Контрапунктной поступью Баха время срезав,
Усыпляя сладкой неволей,
Музыка шелушится диатезом диезов
И разрушает ткань мира молью бемолей.
Невидимый неведомый мирок
Похож на морок —
Иль скорей — на рок,
Куда ты попадаешь ненароком,
Не справившись с обыкновенным Роком.
В звуках оголяется мера мира.
Опрокинутым книзу луком безмолвствует лира,
Подоплека
Всевидящего ока.
О, как нужна мне такая морока.
Удивительное ощущение — чувствовать себя затерянным среди своих. Но поздно осваивать этот мир в новом контексте после всего сделанного. Слежу не столько за речью гостей, сколько за артикуляцией их ртов.
Речь исчезает в миг своего произнесения. Знак вступает в поединок с вечностью. В юности книги подобны своему автору, пробующему пальцами ног температуру моря, осторожно нащупывающему дно и еще не подозревающему о том, какие глубины, провалы, водовороты ожидают его в будущей жизни, расчисленной на тексты его книг.

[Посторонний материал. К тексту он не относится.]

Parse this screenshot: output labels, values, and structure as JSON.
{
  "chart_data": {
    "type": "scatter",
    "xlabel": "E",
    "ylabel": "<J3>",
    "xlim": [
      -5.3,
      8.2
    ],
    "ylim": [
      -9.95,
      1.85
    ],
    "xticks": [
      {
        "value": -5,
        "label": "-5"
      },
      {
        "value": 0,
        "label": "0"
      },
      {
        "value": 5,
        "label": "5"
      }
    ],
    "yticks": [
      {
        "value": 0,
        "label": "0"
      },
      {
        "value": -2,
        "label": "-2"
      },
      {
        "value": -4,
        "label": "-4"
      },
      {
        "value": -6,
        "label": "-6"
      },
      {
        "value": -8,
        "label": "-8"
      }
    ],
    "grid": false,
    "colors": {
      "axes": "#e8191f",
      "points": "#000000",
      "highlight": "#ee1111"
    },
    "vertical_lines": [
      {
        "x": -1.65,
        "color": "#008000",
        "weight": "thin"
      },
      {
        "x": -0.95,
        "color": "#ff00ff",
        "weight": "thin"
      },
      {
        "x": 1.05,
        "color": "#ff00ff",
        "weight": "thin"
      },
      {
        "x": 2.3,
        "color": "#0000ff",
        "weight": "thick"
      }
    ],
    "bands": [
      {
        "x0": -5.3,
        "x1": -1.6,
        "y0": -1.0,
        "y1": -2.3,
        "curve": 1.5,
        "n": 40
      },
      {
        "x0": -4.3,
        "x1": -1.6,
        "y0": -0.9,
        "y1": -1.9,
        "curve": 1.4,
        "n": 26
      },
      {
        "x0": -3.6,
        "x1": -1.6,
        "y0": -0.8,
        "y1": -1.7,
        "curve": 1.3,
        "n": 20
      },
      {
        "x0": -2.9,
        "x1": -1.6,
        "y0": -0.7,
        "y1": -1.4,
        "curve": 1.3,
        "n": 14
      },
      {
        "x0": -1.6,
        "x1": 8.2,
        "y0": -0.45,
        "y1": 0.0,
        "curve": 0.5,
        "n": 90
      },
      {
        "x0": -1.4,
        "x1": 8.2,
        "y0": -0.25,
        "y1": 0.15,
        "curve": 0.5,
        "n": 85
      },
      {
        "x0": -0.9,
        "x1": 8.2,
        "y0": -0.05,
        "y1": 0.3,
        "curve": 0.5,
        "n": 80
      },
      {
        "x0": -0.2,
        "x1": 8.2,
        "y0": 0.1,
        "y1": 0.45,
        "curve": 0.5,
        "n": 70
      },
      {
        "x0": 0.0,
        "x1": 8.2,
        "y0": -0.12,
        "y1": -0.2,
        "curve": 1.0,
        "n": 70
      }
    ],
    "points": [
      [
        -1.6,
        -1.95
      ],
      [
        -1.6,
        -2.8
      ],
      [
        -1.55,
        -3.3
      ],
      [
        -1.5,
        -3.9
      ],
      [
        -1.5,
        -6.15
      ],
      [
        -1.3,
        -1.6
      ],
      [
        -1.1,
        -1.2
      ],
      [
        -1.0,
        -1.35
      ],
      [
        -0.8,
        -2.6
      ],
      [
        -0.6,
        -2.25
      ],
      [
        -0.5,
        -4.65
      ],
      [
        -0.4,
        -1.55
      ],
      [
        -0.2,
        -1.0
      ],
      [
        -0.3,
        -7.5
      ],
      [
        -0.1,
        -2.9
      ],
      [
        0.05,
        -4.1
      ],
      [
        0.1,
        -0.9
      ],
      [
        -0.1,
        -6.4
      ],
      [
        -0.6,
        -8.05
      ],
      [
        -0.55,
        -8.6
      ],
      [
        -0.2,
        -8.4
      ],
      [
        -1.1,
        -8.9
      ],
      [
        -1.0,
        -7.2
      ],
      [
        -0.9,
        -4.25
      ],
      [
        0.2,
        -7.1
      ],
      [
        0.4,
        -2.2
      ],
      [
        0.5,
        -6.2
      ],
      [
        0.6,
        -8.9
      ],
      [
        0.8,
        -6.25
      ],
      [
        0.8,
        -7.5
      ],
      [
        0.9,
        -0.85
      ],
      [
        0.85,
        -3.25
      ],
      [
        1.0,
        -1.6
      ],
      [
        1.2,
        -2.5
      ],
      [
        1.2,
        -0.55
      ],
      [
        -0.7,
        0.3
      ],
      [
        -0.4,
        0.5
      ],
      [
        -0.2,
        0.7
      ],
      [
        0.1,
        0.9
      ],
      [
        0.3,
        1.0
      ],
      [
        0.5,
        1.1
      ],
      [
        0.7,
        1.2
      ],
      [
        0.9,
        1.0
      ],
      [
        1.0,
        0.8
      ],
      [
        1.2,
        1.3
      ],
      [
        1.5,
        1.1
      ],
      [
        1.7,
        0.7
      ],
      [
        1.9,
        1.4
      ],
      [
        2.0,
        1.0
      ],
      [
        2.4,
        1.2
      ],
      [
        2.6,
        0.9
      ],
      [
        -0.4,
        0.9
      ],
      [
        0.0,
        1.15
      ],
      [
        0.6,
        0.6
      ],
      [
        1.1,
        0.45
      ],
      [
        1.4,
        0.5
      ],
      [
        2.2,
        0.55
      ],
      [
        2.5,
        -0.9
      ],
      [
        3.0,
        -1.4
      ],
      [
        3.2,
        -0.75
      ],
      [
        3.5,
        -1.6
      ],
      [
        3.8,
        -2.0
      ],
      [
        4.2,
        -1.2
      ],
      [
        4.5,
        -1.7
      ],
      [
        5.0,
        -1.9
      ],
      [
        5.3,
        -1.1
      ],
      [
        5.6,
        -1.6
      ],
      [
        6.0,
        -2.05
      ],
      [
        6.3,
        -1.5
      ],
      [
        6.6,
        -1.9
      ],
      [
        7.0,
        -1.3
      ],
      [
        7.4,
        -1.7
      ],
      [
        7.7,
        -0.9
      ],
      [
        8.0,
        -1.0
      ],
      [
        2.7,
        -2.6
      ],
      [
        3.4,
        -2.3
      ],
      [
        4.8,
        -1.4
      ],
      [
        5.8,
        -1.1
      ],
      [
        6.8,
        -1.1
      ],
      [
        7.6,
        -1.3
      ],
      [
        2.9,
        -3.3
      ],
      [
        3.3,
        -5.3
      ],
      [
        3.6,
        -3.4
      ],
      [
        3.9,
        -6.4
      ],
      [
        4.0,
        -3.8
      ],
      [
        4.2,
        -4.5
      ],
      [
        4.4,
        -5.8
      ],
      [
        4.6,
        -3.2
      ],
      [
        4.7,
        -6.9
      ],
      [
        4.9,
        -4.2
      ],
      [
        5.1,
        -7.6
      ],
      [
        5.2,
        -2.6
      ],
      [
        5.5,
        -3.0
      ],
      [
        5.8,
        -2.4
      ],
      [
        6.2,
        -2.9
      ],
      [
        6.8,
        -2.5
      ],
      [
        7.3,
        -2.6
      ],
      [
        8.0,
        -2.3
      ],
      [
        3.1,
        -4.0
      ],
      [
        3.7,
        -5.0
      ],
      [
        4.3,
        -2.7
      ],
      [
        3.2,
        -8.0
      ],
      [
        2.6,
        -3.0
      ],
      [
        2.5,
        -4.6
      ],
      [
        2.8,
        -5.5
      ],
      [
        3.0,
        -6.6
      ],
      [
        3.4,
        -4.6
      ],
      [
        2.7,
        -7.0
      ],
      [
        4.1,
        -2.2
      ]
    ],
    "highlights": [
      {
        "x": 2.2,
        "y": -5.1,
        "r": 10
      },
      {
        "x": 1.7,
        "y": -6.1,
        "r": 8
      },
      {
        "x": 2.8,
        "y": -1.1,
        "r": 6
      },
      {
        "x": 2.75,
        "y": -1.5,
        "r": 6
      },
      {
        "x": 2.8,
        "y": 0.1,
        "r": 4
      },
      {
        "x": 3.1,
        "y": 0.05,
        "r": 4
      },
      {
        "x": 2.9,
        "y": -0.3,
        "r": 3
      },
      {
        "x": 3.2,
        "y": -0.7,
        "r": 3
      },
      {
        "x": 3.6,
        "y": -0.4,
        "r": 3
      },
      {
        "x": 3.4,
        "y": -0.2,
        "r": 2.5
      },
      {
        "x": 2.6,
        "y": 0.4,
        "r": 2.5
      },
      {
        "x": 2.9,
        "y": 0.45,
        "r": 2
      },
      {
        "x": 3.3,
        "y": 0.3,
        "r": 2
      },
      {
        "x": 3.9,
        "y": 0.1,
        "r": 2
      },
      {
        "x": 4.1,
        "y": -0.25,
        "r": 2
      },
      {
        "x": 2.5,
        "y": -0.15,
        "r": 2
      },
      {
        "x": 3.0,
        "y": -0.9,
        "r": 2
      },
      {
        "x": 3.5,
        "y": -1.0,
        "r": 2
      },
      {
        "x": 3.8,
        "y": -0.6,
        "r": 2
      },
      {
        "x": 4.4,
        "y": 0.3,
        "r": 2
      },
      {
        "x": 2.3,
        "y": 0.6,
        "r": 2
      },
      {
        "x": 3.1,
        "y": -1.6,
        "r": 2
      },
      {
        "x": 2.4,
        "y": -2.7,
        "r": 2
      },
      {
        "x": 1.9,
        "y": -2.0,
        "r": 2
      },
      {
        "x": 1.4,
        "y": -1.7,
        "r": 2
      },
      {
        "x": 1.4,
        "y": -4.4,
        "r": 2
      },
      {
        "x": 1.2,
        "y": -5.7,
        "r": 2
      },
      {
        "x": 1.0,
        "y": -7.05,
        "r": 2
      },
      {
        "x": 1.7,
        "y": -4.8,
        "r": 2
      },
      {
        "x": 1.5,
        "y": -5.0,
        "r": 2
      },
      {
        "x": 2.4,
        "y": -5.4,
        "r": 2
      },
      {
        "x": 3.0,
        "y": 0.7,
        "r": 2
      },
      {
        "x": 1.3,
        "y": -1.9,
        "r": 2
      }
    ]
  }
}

Он еще не знает, во что ввязывается, еще не понимает, что книга это некий нелинейный лабиринт или, вернее, гипертекст, — уже состоявшаяся неисчезающая цельность, в чем-то изменившая духовный баланс мира, и уже невозможно вернуться назад, в исходную точку.
Солнце скоро начнет садиться, луг станет сырым, от лесов повеет прохладой. Что-то неведомое окружает меня и задумчиво смотрит. Гости шевелят губами.
Как! Ты жив ещё, Заратустра? Почему? Зачем? Для чего? Куда? Где? Как? Разве не безумие — жить еще?
Слышишь, шепчут ангелы: мы прощаем тебе твою вечернюю печаль.
Помни: шкура медведя, которую делят философы, уже сильно потрёпана. О, любовь, любовь, вернись ко мне, вдохни жизнь в мои вылеченные крылья! Любви, Ариадна! Только Козима может вернуть меня в мир любви, в котором встречаются Дионис и Иисус в лоне Вечно Женственного, вечного желания и вожделения.
Мой Бог космической иронии, сидящий судьей над нами, вынес полагающийся мне приговор: я здесь, в Веймаре, империи духа Гёте, я закрыт в новых четырех стенах: моя вера в Вечно Женственное — вера на час — встала надо мной — и я буду навеки проклят.
Мой дом полон утешителей Иова — художников, писателей, профессоров и людей богемы, — высиживающих яйца добрых советов в дремучих шевелюрах их волос. К счастью, я могу отвергать все их глупые советы, благодаря тому, что я несколько не в себе.
Гости, гости: их лица, как монеты, падающие в карман Ламы.
Достаточно хранить на моем лице замкнутое выражение, чтобы доказать, что я не понимаю их, по сути, издевки. Сестрица Элизабет оттесняет их вежливо, как бы даже с болью, мол, оставьте в покое этого несчастного: не видите, что ли, что мозг его напрочь перестал функционировать. Чем больше понимаю интеллигенцию, тем больше наслаждаюсь изречением Наполеона: «Эти ученые как моль в моих одеждах. Я отряхну их с себя».